The coach has no need to rush. The Capitals are doing fine as they head into the regular season homestretch, even if they've deviated to the nth degree from the script anyone would have written for them back in September.
Ovechkin has scored only 29 goals—far below his usual pace—and has missed the last three games to recover from what Boudreau said was an unspecified "nagging ailment" that had apparently been bothering the star left wing for months. Defencemen Mike Green and Tom Poti have missed huge chunks of time. The power play has plummeted from first in the league last season to 21st this season. The battle for No. 1 goalie hasn't been settled because the top contenders kept getting hurt.
Offer that set of scenarios to anyone at the start of the season, and the response would be: "The Capitals are in trouble."
Yet they just finished a 4-2 road swing and sit in second place in the Eastern Conference. The defence that was so suspect at times last season has improved by nearly half a goal per game—from 2.77 to 2.33, or from 16th best to fourth best in the league.
"It's been an up-and-down season," centre Brooks Laich said, "and it's probably played out differently than most people had expected. But the important thing is you're in the right position when the playoffs come around, and I think we'll be there."
Laich is the first to say that the Capitals likely can't achieve their main goal—the Stanley Cup—without Ovechkin and the other players who have been sidelined. Monday was a significant step forward for two of them.
For all the caginess about Ovechkin's injury—it's normal for teams not to go into specifics this time of year—it does seem as if he will return within a matter of days. Centre Jason Arnott, a key trade deadline pickup who has missed six straight games with a lower body injury, also returned to practice and is optimistic that he will play by the end of the week.
Things are less clear for Green and Poti. Poti took part in practice but can't seem to shake a groin injury.
"I've set a couple of deadlines, but didn't reach them," said Poti, who has played in only 21 games this season. "It's definitely getting better, but it's not where it needs to be right now. I'm shooting to definitely try to play some games before the playoffs."
Green is still dealing with concussion symptoms, having taken two blows to the head in February—a puck off of a slap shot and an elbow from Derek Stepan of the New York Rangers.

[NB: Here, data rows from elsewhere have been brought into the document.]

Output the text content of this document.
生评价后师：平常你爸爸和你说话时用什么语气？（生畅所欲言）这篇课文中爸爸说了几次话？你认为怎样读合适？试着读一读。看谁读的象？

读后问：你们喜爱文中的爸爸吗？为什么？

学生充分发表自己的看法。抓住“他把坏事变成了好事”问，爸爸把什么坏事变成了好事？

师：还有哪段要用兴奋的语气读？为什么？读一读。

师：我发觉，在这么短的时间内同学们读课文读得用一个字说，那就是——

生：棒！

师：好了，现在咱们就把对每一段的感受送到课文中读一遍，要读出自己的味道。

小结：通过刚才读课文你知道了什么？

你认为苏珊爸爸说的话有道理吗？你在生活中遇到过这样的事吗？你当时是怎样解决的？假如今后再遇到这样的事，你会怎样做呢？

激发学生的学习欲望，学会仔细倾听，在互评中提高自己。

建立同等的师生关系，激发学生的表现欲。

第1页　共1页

Green hasn't played since Feb. 25 and skated for about a half-hour on Monday.
"Hopefully this week I'll be able to get out and do a full practice," Green said, "and get that under my belt so that I can move forward and take some tests, so that I can get back in the game."

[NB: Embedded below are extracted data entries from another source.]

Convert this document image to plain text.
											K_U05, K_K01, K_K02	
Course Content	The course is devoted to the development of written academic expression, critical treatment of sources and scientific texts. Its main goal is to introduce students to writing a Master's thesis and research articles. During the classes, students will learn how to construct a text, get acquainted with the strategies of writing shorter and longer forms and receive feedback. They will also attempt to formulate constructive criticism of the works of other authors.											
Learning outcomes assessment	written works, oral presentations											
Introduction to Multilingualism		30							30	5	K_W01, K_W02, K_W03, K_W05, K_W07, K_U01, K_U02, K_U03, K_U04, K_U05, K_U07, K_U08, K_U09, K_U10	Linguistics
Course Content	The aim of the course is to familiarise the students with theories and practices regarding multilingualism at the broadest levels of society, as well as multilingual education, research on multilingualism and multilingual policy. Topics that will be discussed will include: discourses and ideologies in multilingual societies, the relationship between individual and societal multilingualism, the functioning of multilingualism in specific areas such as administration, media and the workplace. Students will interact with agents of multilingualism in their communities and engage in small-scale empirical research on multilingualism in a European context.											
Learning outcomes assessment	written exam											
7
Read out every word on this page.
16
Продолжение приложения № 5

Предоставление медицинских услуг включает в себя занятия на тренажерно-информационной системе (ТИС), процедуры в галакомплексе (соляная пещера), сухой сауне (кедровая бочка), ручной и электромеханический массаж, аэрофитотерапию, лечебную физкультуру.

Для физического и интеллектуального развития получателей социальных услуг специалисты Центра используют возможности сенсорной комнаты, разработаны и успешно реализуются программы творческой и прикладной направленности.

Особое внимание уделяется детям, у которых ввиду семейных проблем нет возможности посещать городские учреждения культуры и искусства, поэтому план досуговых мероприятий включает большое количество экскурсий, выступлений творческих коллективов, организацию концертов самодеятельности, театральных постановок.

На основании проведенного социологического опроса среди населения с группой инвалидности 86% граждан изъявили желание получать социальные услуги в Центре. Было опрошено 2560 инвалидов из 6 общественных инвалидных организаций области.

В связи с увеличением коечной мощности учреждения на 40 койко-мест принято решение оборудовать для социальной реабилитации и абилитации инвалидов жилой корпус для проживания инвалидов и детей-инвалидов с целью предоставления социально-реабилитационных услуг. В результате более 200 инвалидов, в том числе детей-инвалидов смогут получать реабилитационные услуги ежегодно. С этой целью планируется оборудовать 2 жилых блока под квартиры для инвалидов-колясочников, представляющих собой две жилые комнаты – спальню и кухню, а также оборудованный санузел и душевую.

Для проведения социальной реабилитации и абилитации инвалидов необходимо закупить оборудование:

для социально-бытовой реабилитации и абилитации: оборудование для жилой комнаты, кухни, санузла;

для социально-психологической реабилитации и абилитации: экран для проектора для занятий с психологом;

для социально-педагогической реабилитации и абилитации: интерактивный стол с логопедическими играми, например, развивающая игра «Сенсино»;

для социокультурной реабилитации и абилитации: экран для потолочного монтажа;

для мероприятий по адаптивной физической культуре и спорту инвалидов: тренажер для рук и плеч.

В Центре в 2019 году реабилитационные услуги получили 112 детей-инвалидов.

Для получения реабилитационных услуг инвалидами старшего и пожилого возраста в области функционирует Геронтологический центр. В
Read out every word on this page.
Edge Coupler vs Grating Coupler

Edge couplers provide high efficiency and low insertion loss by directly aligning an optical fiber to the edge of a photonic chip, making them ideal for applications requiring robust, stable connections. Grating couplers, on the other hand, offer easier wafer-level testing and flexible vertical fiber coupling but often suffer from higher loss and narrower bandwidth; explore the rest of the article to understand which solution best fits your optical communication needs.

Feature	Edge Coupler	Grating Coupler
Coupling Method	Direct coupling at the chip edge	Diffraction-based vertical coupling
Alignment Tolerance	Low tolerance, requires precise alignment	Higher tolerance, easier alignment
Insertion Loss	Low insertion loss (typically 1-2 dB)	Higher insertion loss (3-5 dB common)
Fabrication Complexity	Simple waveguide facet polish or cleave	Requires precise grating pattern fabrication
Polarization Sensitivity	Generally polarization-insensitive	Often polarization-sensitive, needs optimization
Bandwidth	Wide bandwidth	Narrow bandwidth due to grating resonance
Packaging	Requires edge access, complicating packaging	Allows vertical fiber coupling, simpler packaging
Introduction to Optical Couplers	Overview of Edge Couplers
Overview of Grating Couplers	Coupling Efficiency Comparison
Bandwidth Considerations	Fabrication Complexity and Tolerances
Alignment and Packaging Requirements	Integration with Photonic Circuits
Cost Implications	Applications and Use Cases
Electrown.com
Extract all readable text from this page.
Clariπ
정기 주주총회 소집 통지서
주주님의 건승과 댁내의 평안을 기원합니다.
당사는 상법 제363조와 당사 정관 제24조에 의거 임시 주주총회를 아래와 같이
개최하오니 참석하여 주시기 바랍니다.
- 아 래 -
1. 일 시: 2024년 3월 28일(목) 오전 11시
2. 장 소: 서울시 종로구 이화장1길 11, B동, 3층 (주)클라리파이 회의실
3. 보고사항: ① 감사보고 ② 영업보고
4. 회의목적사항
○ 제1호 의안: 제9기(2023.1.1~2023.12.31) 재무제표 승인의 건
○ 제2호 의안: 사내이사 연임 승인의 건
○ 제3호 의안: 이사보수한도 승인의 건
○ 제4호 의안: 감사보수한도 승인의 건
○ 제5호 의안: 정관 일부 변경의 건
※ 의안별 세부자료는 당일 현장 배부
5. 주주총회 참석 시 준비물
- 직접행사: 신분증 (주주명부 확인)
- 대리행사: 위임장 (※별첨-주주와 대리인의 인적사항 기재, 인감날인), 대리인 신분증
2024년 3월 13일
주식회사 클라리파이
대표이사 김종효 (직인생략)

At least the goalies all seem to be healthy for a change. Semyon Varlamov returned last week after a lenghty absence, and Michal Neuvirth was back Monday after illness forced him out of the lineup at the tail end of the road trip. Braden Holtby, the fill-in who has arguably outplayed them both, has been shipped back to Hershey of the AHL.
Top-tier teams like to be more settled as the playoffs draw near, but last year's Capitals, as Ovechkin pointed out, might have been too settled. They lasted only one round.
"Last year we dominate everybody in the season and we play unbelievable and give everything that we have," Ovechkin said, "and sometimes in the playoffs, like, we don't have any emotions, any power, because we gave away too early. Right now I think everybody concentrate to do better in playoffs."